GENEL - 27 Ekim 2020 Salı 17:26

Karadeniz gazı Tuz Gölü Yeraltı Depolama sahasında depolanacak

A
A
A
Karadeniz gazı Tuz Gölü Yeraltı Depolama sahasında depolanacak

Enerji ve Tabii Kaynaklar Bakanı Fatih Dönmez, Tuz Gölü Yeraltı Doğal gaz Depolama Genişletme Proje Sahası incelemesinde yaptığı açıklamada, “Hedefimiz 2023’te, Cumhuriyetimizin 100’üncü yılında bu projeleri hayata geçirmek" dedi.

Enerji ve Tabii Kaynaklar Bakanı Fatih Dönmez, Tuz Gölü Yeraltı Doğal gaz Depolama Genişletme Proje Sahası incelemesinde yaptığı açıklamada, “Hedefimiz 2023’te, Cumhuriyetimizin 100’üncü yılında bu projeleri hayata geçirmek" dedi. Bakan Dönmez, "Burası da 2023 itibari ile işletmeye geçecek. Oradan ürettiğimiz gazı özellikle yaz aylarında tüketimi düşük olduğu anlarda bu depolarımızda depolamış, stoklamış olacağız. O açıdan kaynak, tüketim ve depo dengesi açısından bu proje son derece stratejik bir konumda" ifadelerini kullandı.

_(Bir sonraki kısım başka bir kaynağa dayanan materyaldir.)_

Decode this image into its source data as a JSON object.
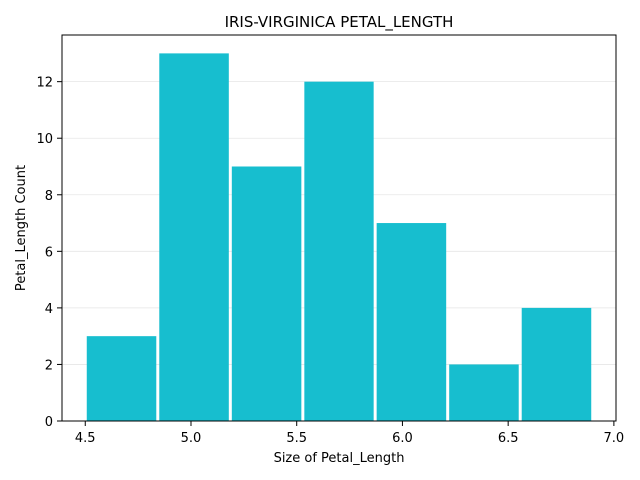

Tuz Gölü Yeraltı Doğal gaz Depolama Genişletme Proje Sahası gezisi için Aksaray’a gelen Enerji ve Tabii Kaynaklar Bakanı Fatih Dönmez depo ve sondaj alanlarında incelemelerde bulundu. Burada yaptığı açıklamada Türkiye’nin en büyük depolama tesisi olduğuna dikkat çeken Bakan Dönmez, “2017 yılında Cumhurbaşkanımızın teşrifleriyle ilk gaz verme törenini yine burada yapmıştık. İçinde bulunduğumuz mevsim itibari ile kalan diğer 6 kavernanın da ilk gaz verme işlemlerini an itibari ile başlatıyoruz. İnşallah onlar da önümüzdeki Nisan’a kadar dolmuş olacak. Öte taraftan geçtiğimiz yıl bu projenin kapasite genişletme işinin ihalesini yapmış ve temelini atmıştık. Onunla birlikte 1.2 milyar metreküplük kapasiteyi 5.4 milyar metreküpe çıkarmış olacağız. Öte yandan Silivri’de yine devam eden çalışmamız var. Orada da şu anda mevcut haliyle yaklaşık 3.5 milyar metreküp yeraltı depolamamız var. Orayı da 4.5 milyar metreküplere çıkartmış olacağız. Bu 2 proje de bittiğinde Türkiye’de 10 milyar metreküplük doğalgaz depolama kapasitesine ulaşmış olacağız. Hedefimiz 2023’te, Cumhuriyetimizin 100’üncü yılında bu projeleri hayata geçirmek. Bu projede bin 200 ile bin 500 insanımız çalışıyor. Yerli yabancı insanlarımız var ama büyük bir kısmı yerli insan kaynağımızdan oluşuyor” dedi.



“60 Galata Kulesi alan, 1 Eyfel Kulesi uzunluğunda”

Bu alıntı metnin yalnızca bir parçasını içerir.